Works presented by Muchiri Njenga and Wanuri Kahiu, both artists from Kenya, have a similar ominous atmosphere. Set to electronic music in a post-apocalyptic, sepia-toned Africa, Njenga’s expertly shot eight-minute phantasmagoria, Kichwateli (2011), follows a young boy from the Nairobi slums whose encounter with the big city triggers a fantastic transformation: His head morphs into a television screen, streaming news of captivity, abduction, and other topical nightmares. The boy is shown eliciting horror and repulsion from the slums he passed through, as their squalid living conditions are juxtaposed with the barrage of media imagery pouring out of the boy’s head, a surrealist personification of the clash of modernity.

Wanuri Kahiu pumzi 2011

Wanuri Kahiu, Pumzi (2010)
Photo: Courtesy of Swank Productions

In Kahiu’s dystopic 22-minute Pumzi (2010) (the word means “breathe” in Swahili), the action is set 35 years after WWIII, in a world where residents reside in a spaceship-like vehicle to gain protection from the radioactive East African desert around them. The intricate story has Asha the botanist struggle and eventually escape from the oppressive environment of the ship, characterized by medically suppressed dreams and the consumption of recycled human sweat and urine. Her ultimate goal—to plant a seed in the barren landscape—stands as a simple but bleak metaphor for the future of a continent deprived of resources.

sayeeda clarke white 2011

A. Sayeeda Clarke, WHITE (2011)
Photo: Courtesy of the artist

Dystopia is also used as a tool to showcase the intersection of race, class, and politics in another highlight: New York–based Sayeeda Clarke’s 16-minute film White (2011). It depicts a futuristic scorching New York City that clocks 120-degree heat five days before Christmas. As a consequence of the transformed climate, melanin has become the currency of the day, and the struggling Black hero sells the melanin in his skin to pay for his child’s birth. The dynamics of racial hierarchy are reversed when Blackness becomes wealth—though familiar hardships, evidently, have a long afterlife.

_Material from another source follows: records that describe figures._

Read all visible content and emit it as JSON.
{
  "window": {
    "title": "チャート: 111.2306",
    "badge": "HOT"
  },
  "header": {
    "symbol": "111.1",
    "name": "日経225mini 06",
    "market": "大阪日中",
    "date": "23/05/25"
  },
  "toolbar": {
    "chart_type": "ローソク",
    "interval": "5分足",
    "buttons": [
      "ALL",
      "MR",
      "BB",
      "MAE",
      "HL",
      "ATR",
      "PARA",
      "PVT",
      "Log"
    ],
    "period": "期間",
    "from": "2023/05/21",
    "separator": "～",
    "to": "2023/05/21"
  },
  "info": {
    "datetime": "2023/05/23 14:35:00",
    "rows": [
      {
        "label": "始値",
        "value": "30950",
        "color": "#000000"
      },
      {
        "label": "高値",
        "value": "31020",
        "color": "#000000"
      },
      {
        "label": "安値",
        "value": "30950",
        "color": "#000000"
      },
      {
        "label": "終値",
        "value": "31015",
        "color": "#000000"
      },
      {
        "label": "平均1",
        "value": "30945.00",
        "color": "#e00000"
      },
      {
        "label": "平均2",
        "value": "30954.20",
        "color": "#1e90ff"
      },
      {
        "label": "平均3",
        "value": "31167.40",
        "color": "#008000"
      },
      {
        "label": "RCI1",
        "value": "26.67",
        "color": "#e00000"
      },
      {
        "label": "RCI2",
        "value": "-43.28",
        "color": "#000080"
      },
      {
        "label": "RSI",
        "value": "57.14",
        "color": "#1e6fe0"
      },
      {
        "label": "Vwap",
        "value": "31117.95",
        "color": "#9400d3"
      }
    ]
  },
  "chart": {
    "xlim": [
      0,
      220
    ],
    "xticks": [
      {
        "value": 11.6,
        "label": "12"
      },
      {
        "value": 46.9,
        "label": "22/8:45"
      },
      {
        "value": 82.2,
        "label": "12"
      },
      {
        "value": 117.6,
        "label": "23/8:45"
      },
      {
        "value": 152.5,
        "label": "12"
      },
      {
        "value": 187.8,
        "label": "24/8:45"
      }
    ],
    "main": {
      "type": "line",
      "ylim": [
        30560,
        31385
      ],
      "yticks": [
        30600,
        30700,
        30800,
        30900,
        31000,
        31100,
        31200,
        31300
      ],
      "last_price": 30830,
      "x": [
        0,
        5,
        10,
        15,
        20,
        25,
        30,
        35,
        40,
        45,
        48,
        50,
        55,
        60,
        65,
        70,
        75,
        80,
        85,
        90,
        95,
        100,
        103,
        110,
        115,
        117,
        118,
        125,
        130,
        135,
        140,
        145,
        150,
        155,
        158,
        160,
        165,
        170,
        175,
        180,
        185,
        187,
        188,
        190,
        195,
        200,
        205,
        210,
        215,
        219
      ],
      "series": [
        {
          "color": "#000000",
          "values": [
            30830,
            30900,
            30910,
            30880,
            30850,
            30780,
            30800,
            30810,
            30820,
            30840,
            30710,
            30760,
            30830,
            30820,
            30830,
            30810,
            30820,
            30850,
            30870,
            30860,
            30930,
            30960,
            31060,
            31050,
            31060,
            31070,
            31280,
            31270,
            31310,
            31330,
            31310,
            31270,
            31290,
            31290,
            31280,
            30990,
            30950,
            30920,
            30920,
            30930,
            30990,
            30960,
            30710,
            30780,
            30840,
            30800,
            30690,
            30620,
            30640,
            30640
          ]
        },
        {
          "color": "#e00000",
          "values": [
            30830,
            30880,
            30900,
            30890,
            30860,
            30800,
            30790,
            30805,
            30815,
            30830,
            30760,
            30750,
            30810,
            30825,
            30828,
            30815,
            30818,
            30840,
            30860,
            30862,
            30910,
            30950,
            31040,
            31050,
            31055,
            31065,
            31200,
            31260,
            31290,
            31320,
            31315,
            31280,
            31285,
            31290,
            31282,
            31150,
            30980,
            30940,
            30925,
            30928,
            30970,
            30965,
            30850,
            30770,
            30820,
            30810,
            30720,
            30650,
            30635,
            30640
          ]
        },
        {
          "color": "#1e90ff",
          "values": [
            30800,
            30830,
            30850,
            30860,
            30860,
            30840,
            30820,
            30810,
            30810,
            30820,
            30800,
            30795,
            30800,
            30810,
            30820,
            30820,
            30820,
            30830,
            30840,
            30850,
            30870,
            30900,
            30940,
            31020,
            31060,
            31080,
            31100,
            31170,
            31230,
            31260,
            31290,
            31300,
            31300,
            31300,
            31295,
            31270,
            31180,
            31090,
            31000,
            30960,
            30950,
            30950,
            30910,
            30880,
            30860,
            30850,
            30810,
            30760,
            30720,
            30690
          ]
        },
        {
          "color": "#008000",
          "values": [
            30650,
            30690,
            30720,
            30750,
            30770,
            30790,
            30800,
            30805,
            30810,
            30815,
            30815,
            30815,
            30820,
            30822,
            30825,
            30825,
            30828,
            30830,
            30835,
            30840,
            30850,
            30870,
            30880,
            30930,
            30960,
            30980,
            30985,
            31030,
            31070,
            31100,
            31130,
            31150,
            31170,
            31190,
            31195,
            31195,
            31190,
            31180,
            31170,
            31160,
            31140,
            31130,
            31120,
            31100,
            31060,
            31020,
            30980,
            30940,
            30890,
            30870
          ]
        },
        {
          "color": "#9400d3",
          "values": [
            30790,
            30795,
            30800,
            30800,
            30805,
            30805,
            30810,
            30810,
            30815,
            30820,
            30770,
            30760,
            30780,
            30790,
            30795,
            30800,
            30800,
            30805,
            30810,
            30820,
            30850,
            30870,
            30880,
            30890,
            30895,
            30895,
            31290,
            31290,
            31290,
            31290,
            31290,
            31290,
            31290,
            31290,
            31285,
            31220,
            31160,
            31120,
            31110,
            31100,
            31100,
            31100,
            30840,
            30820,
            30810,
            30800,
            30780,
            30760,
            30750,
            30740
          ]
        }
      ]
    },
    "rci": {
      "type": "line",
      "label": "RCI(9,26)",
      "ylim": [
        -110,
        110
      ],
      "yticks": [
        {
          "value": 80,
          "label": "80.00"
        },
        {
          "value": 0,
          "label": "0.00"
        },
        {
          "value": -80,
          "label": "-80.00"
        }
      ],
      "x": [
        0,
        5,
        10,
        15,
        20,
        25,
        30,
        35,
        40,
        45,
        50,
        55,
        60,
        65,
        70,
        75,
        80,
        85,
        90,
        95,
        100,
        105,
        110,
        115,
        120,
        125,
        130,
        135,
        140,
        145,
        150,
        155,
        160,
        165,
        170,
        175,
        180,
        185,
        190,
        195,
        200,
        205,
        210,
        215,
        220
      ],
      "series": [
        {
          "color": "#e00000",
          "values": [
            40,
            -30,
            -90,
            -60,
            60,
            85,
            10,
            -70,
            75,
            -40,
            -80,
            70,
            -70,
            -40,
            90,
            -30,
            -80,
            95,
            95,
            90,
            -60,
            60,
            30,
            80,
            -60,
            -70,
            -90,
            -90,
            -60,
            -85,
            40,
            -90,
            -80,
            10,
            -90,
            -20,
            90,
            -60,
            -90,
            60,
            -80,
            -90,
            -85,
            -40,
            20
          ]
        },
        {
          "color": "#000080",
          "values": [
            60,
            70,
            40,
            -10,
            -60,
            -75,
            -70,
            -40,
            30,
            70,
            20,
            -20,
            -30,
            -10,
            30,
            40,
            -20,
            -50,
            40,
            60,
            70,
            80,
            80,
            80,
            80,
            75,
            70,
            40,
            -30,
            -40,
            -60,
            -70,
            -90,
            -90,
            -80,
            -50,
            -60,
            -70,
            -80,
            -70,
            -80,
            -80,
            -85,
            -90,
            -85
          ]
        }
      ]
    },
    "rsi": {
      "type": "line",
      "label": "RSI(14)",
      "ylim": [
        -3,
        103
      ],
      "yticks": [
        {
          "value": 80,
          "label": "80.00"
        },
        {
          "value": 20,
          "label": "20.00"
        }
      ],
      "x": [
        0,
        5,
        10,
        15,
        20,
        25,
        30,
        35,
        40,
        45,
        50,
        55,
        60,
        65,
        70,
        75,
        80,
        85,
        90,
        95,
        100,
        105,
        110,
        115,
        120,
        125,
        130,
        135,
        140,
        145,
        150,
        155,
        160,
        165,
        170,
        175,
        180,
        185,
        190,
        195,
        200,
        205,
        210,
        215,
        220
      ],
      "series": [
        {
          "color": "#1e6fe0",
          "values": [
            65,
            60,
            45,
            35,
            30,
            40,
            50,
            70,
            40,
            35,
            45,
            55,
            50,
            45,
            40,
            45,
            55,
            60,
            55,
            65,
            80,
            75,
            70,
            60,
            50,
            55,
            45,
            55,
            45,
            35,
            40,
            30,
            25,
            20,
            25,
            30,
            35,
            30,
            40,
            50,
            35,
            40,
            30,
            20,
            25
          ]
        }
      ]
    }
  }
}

Ultimately, despite such fanciful trappings, the selection of works in “a/wake in the water: Meditations on Disaster” provokes reflections on a series of grim themes: lack of development, environmental hardship, lasting imbalance of power. Nevertheless, by presenting the future through this lens, these works of art also serve as a wake-up call, serving perhaps as the first step towards change.

“a/wake in the water: Meditations on Disaster” is on view at the Museum of Contemporary African Diasporan Arts through November 9, 2014.